Hoy he ido a la visita del urólogo programada cuando me dieron el alta hospitalaria, justo un mes después que me pusieran al catéter doble J.
El hombre me ha tratado muy bien, pero como era previsible me ha dicho que todos los problemas y síntomas que tengo son "normales" por llevar un cuerpo extraño en mi interior. Todo lo de mear sangre, latigazos a la altura renal, molestias en la vejiga y en el costado, etc. es a consecuencia del catéter.
También me ha dicho que el escozor al orinar y en ocasiones continuo (aunque no mee) también es derivado del doble J, aunque no llegue hasta la uretra. Me ha comentado que es un dolor referido, que incluso los que tienen patologías de próstata, refieren molestias y escozor en la punta de la uretra.
Ha mirado las radiografías, ecografías, análisis de orina y urocultivos y dice que están también dentro de la "normalidad".
No me ha dado ninguna medicación y me ha citado para retirarme el catéter doble J para el 29 de mayo (aun me queda un mes y medio... casi na). En total lo voy a llevar más de dos meses y medio.
No obstante me dice que eso no garantiza que al retirarlo se cierre de nuevo el uréter.
Posteriormente a la retirada me harán pruebas para ver que tal evacúa mi riñón (urografías, ecografías, análisis, etc.) y si se resuelve perfecto, si no, continuará el calvario... Pero eso aún queda lejos en el tiempo...

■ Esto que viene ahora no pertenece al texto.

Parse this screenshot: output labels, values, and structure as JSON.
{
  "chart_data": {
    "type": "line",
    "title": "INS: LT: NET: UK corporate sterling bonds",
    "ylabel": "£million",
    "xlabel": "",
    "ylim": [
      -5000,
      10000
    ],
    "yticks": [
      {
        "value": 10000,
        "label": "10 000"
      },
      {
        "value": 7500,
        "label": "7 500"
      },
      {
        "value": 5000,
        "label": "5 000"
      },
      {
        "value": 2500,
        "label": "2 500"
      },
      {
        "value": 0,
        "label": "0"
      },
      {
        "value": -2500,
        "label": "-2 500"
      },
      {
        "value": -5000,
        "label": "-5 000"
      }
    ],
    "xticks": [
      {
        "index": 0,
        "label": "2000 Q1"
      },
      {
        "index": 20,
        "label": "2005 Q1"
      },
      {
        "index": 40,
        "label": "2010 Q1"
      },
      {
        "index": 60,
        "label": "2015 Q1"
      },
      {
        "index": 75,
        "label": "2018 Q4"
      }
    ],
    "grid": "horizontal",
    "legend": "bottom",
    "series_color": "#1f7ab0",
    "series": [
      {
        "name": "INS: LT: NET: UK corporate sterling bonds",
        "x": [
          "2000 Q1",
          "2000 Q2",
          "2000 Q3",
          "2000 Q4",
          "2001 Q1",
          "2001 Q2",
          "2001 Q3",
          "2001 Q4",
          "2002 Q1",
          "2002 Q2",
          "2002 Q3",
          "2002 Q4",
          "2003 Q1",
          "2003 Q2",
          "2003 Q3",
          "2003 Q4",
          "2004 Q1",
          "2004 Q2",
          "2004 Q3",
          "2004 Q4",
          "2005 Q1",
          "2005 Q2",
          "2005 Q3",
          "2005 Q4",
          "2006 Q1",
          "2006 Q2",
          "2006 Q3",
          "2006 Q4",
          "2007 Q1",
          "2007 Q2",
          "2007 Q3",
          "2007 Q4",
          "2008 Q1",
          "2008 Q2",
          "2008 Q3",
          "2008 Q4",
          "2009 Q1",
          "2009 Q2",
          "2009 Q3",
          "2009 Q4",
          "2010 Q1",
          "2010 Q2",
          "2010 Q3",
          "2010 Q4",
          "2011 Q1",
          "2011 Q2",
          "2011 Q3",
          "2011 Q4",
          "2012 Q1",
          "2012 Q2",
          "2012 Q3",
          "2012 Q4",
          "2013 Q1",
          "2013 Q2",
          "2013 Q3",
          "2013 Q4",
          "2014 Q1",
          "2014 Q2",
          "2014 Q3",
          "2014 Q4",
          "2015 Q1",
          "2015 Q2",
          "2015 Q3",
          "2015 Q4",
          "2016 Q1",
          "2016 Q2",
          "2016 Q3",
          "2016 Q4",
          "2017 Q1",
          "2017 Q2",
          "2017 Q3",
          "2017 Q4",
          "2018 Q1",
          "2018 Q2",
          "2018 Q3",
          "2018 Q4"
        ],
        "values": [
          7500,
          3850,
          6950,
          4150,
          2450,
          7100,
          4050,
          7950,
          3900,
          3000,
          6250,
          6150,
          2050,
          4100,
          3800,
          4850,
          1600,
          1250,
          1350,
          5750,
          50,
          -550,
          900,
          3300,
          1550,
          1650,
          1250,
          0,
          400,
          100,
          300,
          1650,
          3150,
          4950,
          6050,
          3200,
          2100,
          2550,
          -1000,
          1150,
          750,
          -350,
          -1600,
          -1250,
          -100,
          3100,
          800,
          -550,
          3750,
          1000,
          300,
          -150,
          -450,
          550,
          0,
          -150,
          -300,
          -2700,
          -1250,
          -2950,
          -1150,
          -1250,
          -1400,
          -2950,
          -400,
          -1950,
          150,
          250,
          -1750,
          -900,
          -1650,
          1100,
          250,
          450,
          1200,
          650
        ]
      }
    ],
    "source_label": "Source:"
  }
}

Respecto a la cistoscopia para retirarmelo, me ha dicho que será sin anestesia, ni siquiera con sedación, que en todo caso me tome un valium antes de salir de casa... Después de la experiencia de la primera que me hicieron así... no quiero ni pensarlo, pero digo una cosa, UNA PUTA MIERDA NO DUELE. Seguro que no lo han probado con ellos mismos.